Researchers determine structure of binding site of colon-cancer drug Erbitux and its protein target

Researchers at the University of Pennsylvania School of Medicine have determined the precise molecular details of how Erbitux, a recently approved colorectal cancer drug, binds to its target on cancer cells. Knowing this chemical configuration will lead to better drug design for this family of cancer medications.

Colorectal cancer is one of the most frequently diagnosed cancers in men and women, as well as the second-leading cause of cancer-related death, according to the Centers for Disease Control and Prevention. Erbitux works by binding to a protein on the surface of cancer cells, thereby halting excessive cell growth that leads to tumors. Kate Ferguson, PhD, Assistant Professor of Physiology, and colleagues, describe their findings in the April cover article of Cancer Cell.

“By having determined the structure of Erbitux bound to its cellular target receptor, we get new insight into how the drug blocks the receptor’s cell growth-promoting activities, and can use this to guide future drug design,” says Ferguson.

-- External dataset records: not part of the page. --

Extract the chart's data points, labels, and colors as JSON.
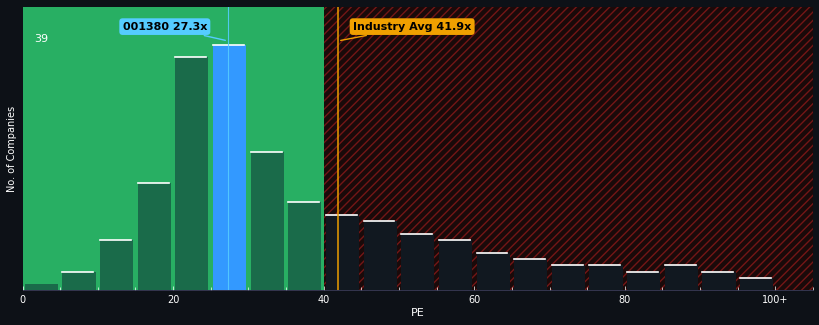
{
  "background_color": "#0d1117",
  "left_bg_color": "#2ecc71",
  "right_bg_color": "#1a0a0a",
  "bar_bins": [
    0,
    5,
    10,
    15,
    20,
    25,
    30,
    35,
    40,
    45,
    50,
    55,
    60,
    65,
    70,
    75,
    80,
    85,
    90,
    95,
    100
  ],
  "bar_values": [
    1,
    3,
    8,
    17,
    37,
    39,
    22,
    14,
    12,
    11,
    9,
    8,
    6,
    5,
    4,
    4,
    3,
    4,
    3,
    2
  ],
  "bar_colors_left": "#1a6b4a",
  "bar_color_blue": "#3399ff",
  "bar_colors_right": "#1a0a0a",
  "blue_bar_index": 5,
  "pe_line_value": 27.3,
  "industry_avg_value": 41.9,
  "ylabel": "No. of Companies",
  "xlabel": "PE",
  "x_ticks": [
    0,
    20,
    40,
    60,
    80,
    100
  ],
  "x_tick_labels": [
    "0",
    "20",
    "40",
    "60",
    "80",
    "100+"
  ],
  "y_max": 45,
  "y_label_39": 39,
  "annotation_pe_text": "001380 27.3x",
  "annotation_ind_text": "Industry Avg 41.9x",
  "annotation_pe_color": "#55ccff",
  "annotation_ind_color": "#f0a000",
  "text_color": "#ffffff",
  "hatch_color": "#cc2222"
}
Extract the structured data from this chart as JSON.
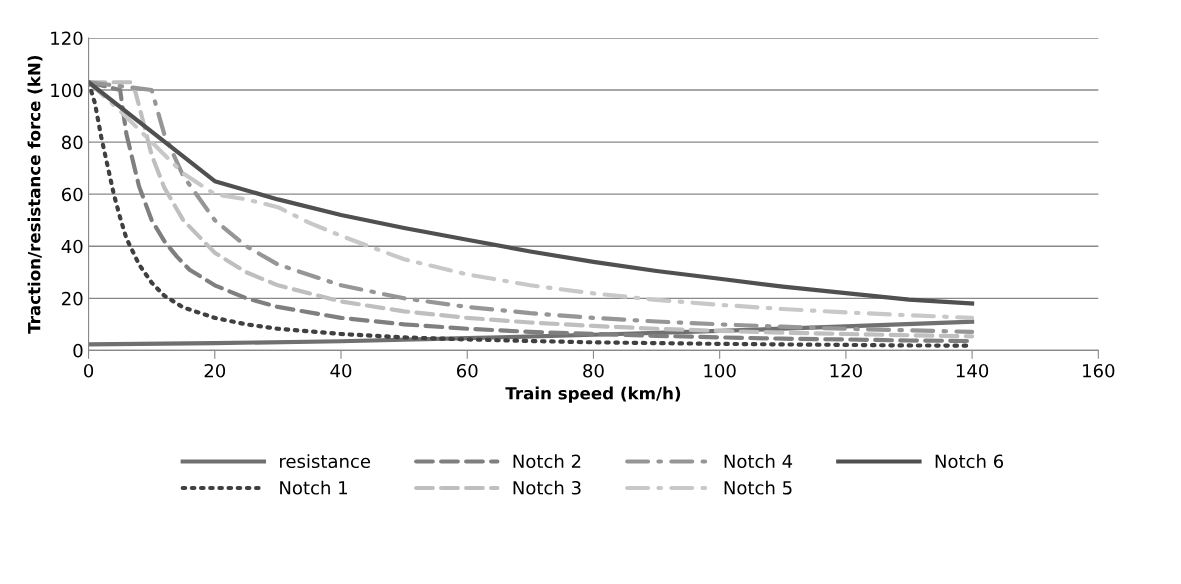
{
  "chart_data": {
    "type": "line",
    "xlabel": "Train speed (km/h)",
    "ylabel": "Traction/resistance force (kN)",
    "xlim": [
      0,
      160
    ],
    "xticks": [
      0,
      20,
      40,
      60,
      80,
      100,
      120,
      140,
      160
    ],
    "ylim": [
      0,
      120
    ],
    "yticks": [
      0,
      20,
      40,
      60,
      80,
      100,
      120
    ],
    "grid": "y",
    "legend": "bottom",
    "marker": "none",
    "series": [
      {
        "name": "resistance",
        "color": "#707070",
        "line_style": "solid",
        "x": [
          0,
          20,
          40,
          60,
          80,
          100,
          120,
          140
        ],
        "values": [
          2.3,
          2.8,
          3.5,
          4.7,
          6,
          7.5,
          9.2,
          11
        ]
      },
      {
        "name": "Notch 1",
        "color": "#404040",
        "line_style": "dotted",
        "x": [
          0,
          1,
          2,
          3,
          4,
          5,
          6,
          8,
          10,
          12,
          15,
          20,
          25,
          30,
          40,
          50,
          60,
          70,
          80,
          90,
          100,
          110,
          120,
          130,
          140
        ],
        "values": [
          103,
          95,
          82,
          71,
          60,
          51,
          43,
          33,
          26,
          21,
          16.5,
          12.5,
          10,
          8.3,
          6.3,
          5,
          4.2,
          3.6,
          3.1,
          2.8,
          2.5,
          2.3,
          2.1,
          1.9,
          1.8
        ]
      },
      {
        "name": "Notch 2",
        "color": "#7f7f7f",
        "line_style": "dashed",
        "x": [
          0,
          5,
          6,
          8,
          10,
          12,
          14,
          16,
          20,
          25,
          30,
          40,
          50,
          60,
          70,
          80,
          90,
          100,
          110,
          120,
          130,
          140
        ],
        "values": [
          103,
          100,
          83,
          63,
          50,
          42,
          36,
          31,
          25,
          20,
          16.7,
          12.5,
          10,
          8.3,
          7.1,
          6.3,
          5.6,
          5,
          4.5,
          4.2,
          3.8,
          3.6
        ]
      },
      {
        "name": "Notch 3",
        "color": "#bfbfbf",
        "line_style": "dashed",
        "x": [
          0,
          7,
          8,
          10,
          12,
          15,
          20,
          25,
          30,
          40,
          50,
          60,
          70,
          80,
          90,
          100,
          110,
          120,
          130,
          140
        ],
        "values": [
          103,
          103,
          94,
          75,
          62.5,
          50,
          37.5,
          30,
          25,
          18.8,
          15,
          12.5,
          10.7,
          9.4,
          8.3,
          7.5,
          6.8,
          6.3,
          5.8,
          5.4
        ]
      },
      {
        "name": "Notch 4",
        "color": "#969696",
        "line_style": "dashdot",
        "x": [
          0,
          10,
          12,
          15,
          20,
          25,
          30,
          40,
          50,
          60,
          70,
          80,
          90,
          100,
          110,
          120,
          130,
          140
        ],
        "values": [
          103,
          100,
          83,
          67,
          50,
          40,
          33,
          25,
          20,
          16.7,
          14.3,
          12.5,
          11.1,
          10,
          9.1,
          8.3,
          7.7,
          7.1
        ]
      },
      {
        "name": "Notch 5",
        "color": "#c8c8c8",
        "line_style": "dashdot",
        "x": [
          0,
          5,
          10,
          15,
          20,
          25,
          30,
          35,
          40,
          50,
          60,
          70,
          80,
          90,
          100,
          110,
          120,
          130,
          140
        ],
        "values": [
          103,
          92,
          80,
          68,
          60,
          58,
          55,
          49,
          44,
          35,
          29.2,
          25,
          21.9,
          19.4,
          17.5,
          15.9,
          14.6,
          13.5,
          12.5
        ]
      },
      {
        "name": "Notch 6",
        "color": "#505050",
        "line_style": "solid",
        "x": [
          0,
          20,
          30,
          40,
          50,
          60,
          70,
          80,
          90,
          100,
          110,
          120,
          130,
          140
        ],
        "values": [
          103,
          65,
          58,
          52,
          47,
          42.5,
          38,
          34,
          30.5,
          27.5,
          24.5,
          22,
          19.5,
          18
        ]
      }
    ]
  }
}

As is characteristic of many epithelial cancers - such as cancers of the head and neck, breast, ovary, lung, and pancreas - the surface of cancer cells possess abnormally high levels of epidermal growth factor receptor (EGFR), the protein that interacts with Erbitux. (Click on thumbnail to view full-size image). These receptors are made up of three parts: one outside the cell; another passing through the cell membrane; and the third inside the cell. In a cancer cell, an extracellular hormone binds to the outer piece of EGFR, and causes the inside part to kick off a series of reactions that signal the cancerous cell to replicate and divide.

Ferguson and colleagues determined that Erbitux works to halt cell proliferation by blocking EGFR’s molecular doorway, disallowing hormones to bind and signal tumor growth. X-ray crystallography provided a snapshot of the interaction between Erbitux and the extracellular component of the cancer cell’s receptors.

The resulting structural information deciphered by Ferguson and colleagues emphasizes the importance of drug research targeting active protein receptors on cancer cells and tumors. As is the case in Erbitux, “the protein EGFR needs to not only be present on tumors but it needs to be there and be active,” says Ferguson.

“Understanding the structure could help us design alternatives to Erbitux that would be easier to deliver in small-molecule medications to be taken as a pill,” as opposed to the current intravenous administration of the drug, Ferguson adds. The researchers’ hope is that with these new insights into Erbitux’s action and structure, treatments for colorectal cancer and other epithelial cancers will be expanded, thereby contributing to the creation of future generations of improved cancer drugs.

The study was funded by the National Institutes of Health, the Burroughs Wellcome Fund, and ImClone Systems Inc. Study co-authors Paul Kussie and Jed. J.W. Wiltzius are employees of ImClone, the manufacturer of Erbitux. Shiqing Li and Karl R. Schmitz from Penn, and Philip D. Jeffrey (formerly from the Memorial Sloan-Kettering Cancer Center and now Princeton University) are also co-authors. The authors report no conflicts of interest related to this research.